Come meglio arginare le ancora verdi aspirazioni di possibili rivali se non scendendo in campo e concentrando su di sé i riflettori? E’ una lezione antica della politica americana, e senza andare troppo nel passato basta ricordare che anche Hillary Clinton la seguì quando si candidò alle presidenziali del 2016 tanto presto e con tanto peso da congelare ogni altra possibile candidatura rivale. Tuttavia va anche ricordato che si sono sentite le prime voci contrarie a una discesa in campo tout court.
L’enormità della delusione per la cattiva performance alle midterm si legge senza riserve nelle pagine e nei telegiornali dell’impero mediatico di Rupert Murdoch, deciso a scaricare Trump, che è stato infatti definito «tossico» sulla copertina del New York Post.
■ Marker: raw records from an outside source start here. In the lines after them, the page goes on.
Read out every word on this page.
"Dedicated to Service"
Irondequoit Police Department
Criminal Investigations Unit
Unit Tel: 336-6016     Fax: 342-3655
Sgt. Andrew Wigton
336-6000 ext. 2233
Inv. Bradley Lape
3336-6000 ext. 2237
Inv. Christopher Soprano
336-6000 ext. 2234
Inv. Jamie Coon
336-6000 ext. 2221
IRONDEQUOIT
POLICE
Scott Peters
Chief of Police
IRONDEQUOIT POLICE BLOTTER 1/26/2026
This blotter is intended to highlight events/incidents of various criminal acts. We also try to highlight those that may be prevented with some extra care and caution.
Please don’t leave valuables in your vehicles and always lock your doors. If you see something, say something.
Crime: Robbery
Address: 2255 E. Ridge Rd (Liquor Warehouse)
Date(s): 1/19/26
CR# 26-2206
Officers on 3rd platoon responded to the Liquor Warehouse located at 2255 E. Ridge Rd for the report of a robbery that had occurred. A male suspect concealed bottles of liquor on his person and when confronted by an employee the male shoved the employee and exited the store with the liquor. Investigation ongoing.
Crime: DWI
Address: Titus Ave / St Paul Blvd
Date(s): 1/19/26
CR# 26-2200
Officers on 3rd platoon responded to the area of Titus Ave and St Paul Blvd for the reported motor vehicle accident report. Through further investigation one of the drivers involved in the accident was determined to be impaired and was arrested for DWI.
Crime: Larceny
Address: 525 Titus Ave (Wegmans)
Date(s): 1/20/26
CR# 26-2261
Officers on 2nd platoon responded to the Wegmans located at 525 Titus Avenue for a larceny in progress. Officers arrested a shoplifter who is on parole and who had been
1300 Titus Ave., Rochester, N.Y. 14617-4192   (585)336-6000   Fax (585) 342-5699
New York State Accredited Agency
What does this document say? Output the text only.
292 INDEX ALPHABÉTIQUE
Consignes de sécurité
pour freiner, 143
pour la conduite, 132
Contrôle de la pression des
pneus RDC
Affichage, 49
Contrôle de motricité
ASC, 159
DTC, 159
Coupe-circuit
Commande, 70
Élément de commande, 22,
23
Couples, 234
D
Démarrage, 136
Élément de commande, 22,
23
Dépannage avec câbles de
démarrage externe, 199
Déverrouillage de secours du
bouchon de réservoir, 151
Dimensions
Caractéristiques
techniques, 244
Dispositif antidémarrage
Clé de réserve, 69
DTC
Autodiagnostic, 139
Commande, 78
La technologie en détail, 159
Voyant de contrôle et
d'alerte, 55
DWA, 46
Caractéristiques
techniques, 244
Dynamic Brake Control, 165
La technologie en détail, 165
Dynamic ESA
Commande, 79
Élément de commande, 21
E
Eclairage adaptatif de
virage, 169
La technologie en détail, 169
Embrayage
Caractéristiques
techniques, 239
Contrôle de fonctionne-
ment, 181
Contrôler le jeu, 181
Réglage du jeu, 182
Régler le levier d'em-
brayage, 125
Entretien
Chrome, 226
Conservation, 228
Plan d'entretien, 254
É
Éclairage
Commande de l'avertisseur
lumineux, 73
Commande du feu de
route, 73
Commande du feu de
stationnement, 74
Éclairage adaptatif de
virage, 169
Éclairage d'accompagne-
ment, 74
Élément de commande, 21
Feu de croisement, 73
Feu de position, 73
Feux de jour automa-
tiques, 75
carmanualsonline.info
Proprio qui a New York, il neoeletto deputato Mike Lawler, che ha al suo attivo l’eccezionale risultato di aver sconfitto Patrick Maloney, nientemeno che presidente del Democratic Congressional Campaign Committee, ha preso posizione in modo netto. Dall’alto della sua vittoria, una delle poche davvero importanti che i repubblicani hanno riportato martedì scorso, Lawler ha spiegato che secondo lui è il momento che Trump si faccia da parte: «Mi piacerebbe sicuramente vedere il partito andare avanti. Ci sono molte stelle nascenti».
Come lui anche un nome altamente rispettato nel GOP, Ed Rollins, uno dei più noti strateghi del partito, pensa sia giunto il momento che Trump riceva i ringraziamenti del Paese e si ritiri «a giocare a golf a Mar-a-Lago». Indiscrezioni raccolte dalla CNN e dal New York Times rivelano che la stessa famiglia Trump è divisa. La figlia Ivanka e il marito Jared insieme alla moglie Melania, non vogliono sentir parlare di una terza campagna presidenziale. Solo i due maschi, Donald Junior ed Eric sarebbero entusiasti e pronti a fiancheggiare il padre. Pare che in questo fine settimana, in cui l’intera famiglia è riunita a Mar-a-Lago per il matrimonio di Tiffany con Michael Boulos, il partito del no tenterà di convincere “The Donald” a rinunciarci. Prevedere il risultato è impossibile, come sicuramente il pubblico ha imparato dopo anni di frequentazione con l’umorale Trump. Ma è utile comunque ricordare che nel settore delle scommesse, il nome di Trump quanto a chances di vincere le presidenziali del 2024 è attualmente sceso sotto quello di Ron De Santis.